Think of MCP as the Service Layer for Enterprise AI
Software architects have used service layers for decades.
Whether it’s:
- SOA
- Enterprise Service Bus (ESB)
- Microservices
- API Gateways
The purpose has never been raw performance.
The purpose has always been:
- Better maintainability
- Better governance
- Better scalability
- Better abstraction
MCP serves exactly the same role—but for AI systems.
My Recommendation
If you’re building a personal AI project with only a few APIs, calling them directly is perfectly reasonable.
However, once an organization begins integrating:
- ERP
- Workflow
- Knowledge Bases
- CRM
- LDAP
- Multiple AI Agents
- Multiple LLMs
An MCP architecture becomes increasingly valuable.
The biggest expense in enterprise software isn’t an additional five milliseconds.
It’s maintaining complex integrations over the next five years.
Final Thoughts
Many discussions focus on one simple observation:
“MCP adds another layer, therefore it must be slower.”
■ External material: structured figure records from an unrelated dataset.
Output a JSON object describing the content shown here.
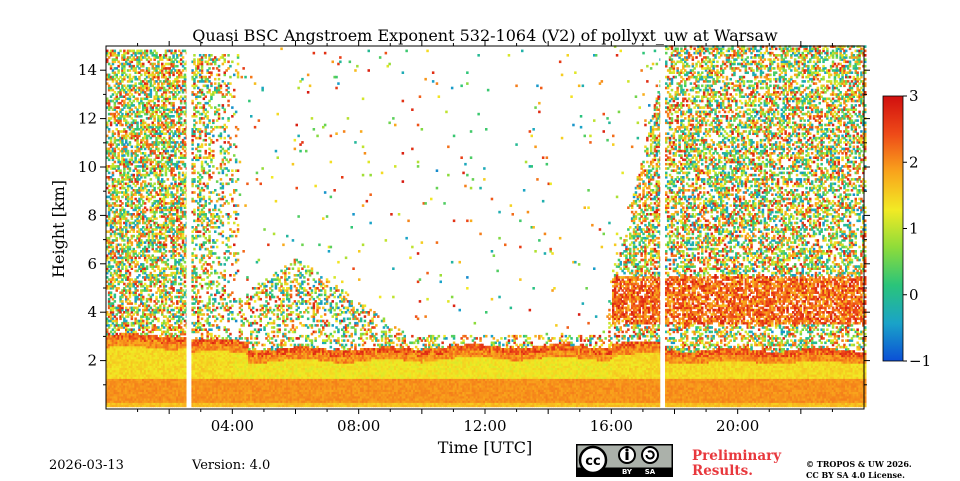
{
  "chart_data": {
    "type": "heatmap",
    "title": "Quasi BSC Angstroem Exponent 532-1064 (V2) of pollyxt_uw at Warsaw",
    "xlabel": "Time [UTC]",
    "ylabel": "Height [km]",
    "xlim_hours": [
      0,
      24
    ],
    "ylim_km": [
      0,
      15
    ],
    "x_ticks": [
      {
        "value": 4,
        "label": "04:00"
      },
      {
        "value": 8,
        "label": "08:00"
      },
      {
        "value": 12,
        "label": "12:00"
      },
      {
        "value": 16,
        "label": "16:00"
      },
      {
        "value": 20,
        "label": "20:00"
      }
    ],
    "y_ticks": [
      {
        "value": 2,
        "label": "2"
      },
      {
        "value": 4,
        "label": "4"
      },
      {
        "value": 6,
        "label": "6"
      },
      {
        "value": 8,
        "label": "8"
      },
      {
        "value": 10,
        "label": "10"
      },
      {
        "value": 12,
        "label": "12"
      },
      {
        "value": 14,
        "label": "14"
      }
    ],
    "colorbar": {
      "min": -1,
      "max": 3,
      "ticks": [
        {
          "value": 3,
          "label": "3"
        },
        {
          "value": 2,
          "label": "2"
        },
        {
          "value": 1,
          "label": "1"
        },
        {
          "value": 0,
          "label": "0"
        },
        {
          "value": -1,
          "label": "−1"
        }
      ],
      "colors": [
        "#0b4fd6",
        "#1aa3c8",
        "#2ac47a",
        "#8edc3a",
        "#f2ea24",
        "#f9a41c",
        "#ee4a18",
        "#d10f0f"
      ]
    },
    "data_gaps_hours": [
      [
        2.55,
        2.7
      ],
      [
        17.55,
        17.7
      ]
    ],
    "layers": [
      {
        "name": "boundary-layer",
        "from_hours": 0,
        "to_hours": 24,
        "top_km": "2.3-3.2",
        "typical_value": 1.5
      },
      {
        "name": "aerosol-layer-evening",
        "from_hours": 16,
        "to_hours": 24,
        "bottom_km": 3.5,
        "top_km": 5.5,
        "typical_value": 2.0
      }
    ]
  },
  "footer": {
    "date": "2026-03-13",
    "version": "Version: 4.0",
    "preliminary_line1": "Preliminary",
    "preliminary_line2": "Results.",
    "copyright_line1": "© TROPOS & UW 2026.",
    "copyright_line2": "CC BY SA 4.0 License.",
    "license_by": "BY",
    "license_sa": "SA"
  }
}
From an enterprise architecture perspective, the more important observation is:
MCP adds another layer, therefore the entire AI platform becomes easier to maintain.
That’s a very different way of thinking.
MCP is not a performance optimization technology.
It is an architecture optimization technology.
It trades a negligible amount of runtime overhead for significantly better maintainability, governance, security, and long-term scalability.
And in enterprise software, those qualities are often far more valuable than saving a few milliseconds.